O uso generalizado de papel e impressões era uma característica da China antiga que a distinguia de outras civilizações. Tradicionalmente, o papel foi inventado no início do século II d.C., mas evidências apontam que isso aconteceu muito antes. Como um material mais barato e conveniente que o bambu, a madeira, ou a seda, o papel ajudou a disseminar a literatura e a alfabetização, mas também era usado para diversos outros propósitos, como na fabricação de chapéus e pacotes. O material foi refinado ao longo dos séculos, comercializado por toda a Ásia e utilizado no primeiro papel-moeda, no início do século XII.
A invenção do papel
Há ampla evidência arqueológica de tipos primitivos de papel, em grande parte feitos de cânhamo, datados do século II a.C. na China. Acredita-se que a invenção das primeiras formas de papel foi acidental, quando roupas feitas de cânhamo foram esquecidas por tempo demais após a lavagem e um resíduo se formou na água, podendo ser prensado e transformado em um novo material útil. A data tradicional para a invenção do tipo mais refinado de papel é, há muito tempo, 105 d.C. Cai Lun, o diretor das Oficinas Imperiais de Luoyang, é quem leva o crédito pela criação do papel, que usava fibras vegetais encharcadas, depois prensadas e secas em folhas sobre molduras ou telas de madeira. Tiras pesadas de bambu ou madeira e seda cara foram usadas durante séculos como superfícies para a escrita, mas, após muito esforço, uma alternativa mais leve e barata finalmente fora encontrada na forma de pergaminhos de papel.

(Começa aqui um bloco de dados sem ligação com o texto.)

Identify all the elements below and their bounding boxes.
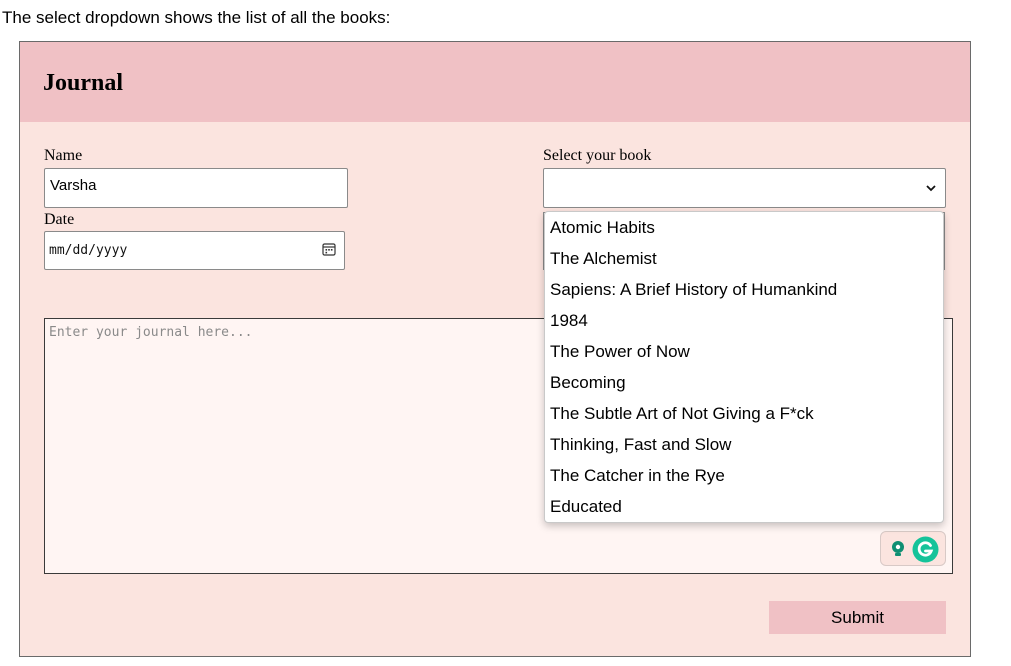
date-field[interactable]: mm/dd/yyyy: [44, 231, 345, 270]
date-label: Date: [44, 211, 75, 228]
dropdown-option[interactable]: Becoming: [545, 367, 943, 398]
book-select[interactable]: [543, 168, 946, 208]
name-value: Varsha: [50, 177, 97, 194]
name-label: Name: [44, 147, 83, 164]
date-placeholder: mm/dd/yyyy: [49, 243, 128, 258]
submit-button[interactable]: Submit: [769, 601, 946, 634]
book-dropdown-list: Atomic Habits The Alchemist Sapiens: A B…: [544, 211, 944, 523]
caption-text: The select dropdown shows the list of al…: [2, 8, 391, 27]
journal-placeholder: Enter your journal here...: [49, 325, 253, 340]
chevron-down-icon: [926, 185, 936, 192]
dropdown-option[interactable]: The Catcher in the Rye: [545, 460, 943, 491]
app-header: Journal: [20, 42, 970, 122]
dropdown-option[interactable]: Educated: [545, 491, 943, 522]
dropdown-option[interactable]: 1984: [545, 305, 943, 336]
dropdown-option[interactable]: The Subtle Art of Not Giving a F*ck: [545, 398, 943, 429]
page-title: Journal: [43, 70, 124, 96]
calendar-icon[interactable]: [322, 242, 336, 256]
name-field[interactable]: Varsha: [44, 168, 348, 208]
lightbulb-icon[interactable]: [887, 538, 909, 560]
book-label: Select your book: [543, 147, 652, 164]
dropdown-option[interactable]: Atomic Habits: [545, 212, 943, 243]
dropdown-option[interactable]: The Alchemist: [545, 243, 943, 274]
dropdown-option[interactable]: The Power of Now: [545, 336, 943, 367]
dropdown-option[interactable]: Sapiens: A Brief History of Humankind: [545, 274, 943, 305]
grammarly-widget[interactable]: [880, 531, 946, 566]
grammarly-logo-icon[interactable]: [912, 536, 939, 563]
dropdown-option[interactable]: Thinking, Fast and Slow: [545, 429, 943, 460]
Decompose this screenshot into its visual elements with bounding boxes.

Ao longo do tempo, diferentes fibras foram experimentadas na fabricação de papel, e, por isso, sua qualidade aumentou consideravelmente ao final da dinastia Han (206-220 d.C.). Fibras das mais variadas plantas, os caules da grama, matéria vegetal, cânhamo, casca de árvores e até trapos foram utilizados e combinados em uma constante experimentação para encontrar a mistura mais barata de materiais que produzisse o papel com a mais alta qualidade. O rattan substituiu o papel de cânhamo e foi o preferido por séculos, até ser desbancado pelas fibras de bambu como a matéria-prima mais comum do século VIII em diante. Uma das razões para a substituição do rattan foi a enorme demanda por papel, que levou a planta de crescimento lento quase à extinção em certas regiões da China. O bambu cresce muito mais rápido do que o cânhamo, e assim se tornou uma opção significativamente mais barata. A partir da dinastia Song (960-1279), as técnicas de fabricação de papel ficaram ainda melhores e a matéria-prima passou a ser a casca fervida da amoreira. O papel chinês tinha a qualidade tão alta que era comercializado com Estados estrangeiros ao longo da Rota da Seda.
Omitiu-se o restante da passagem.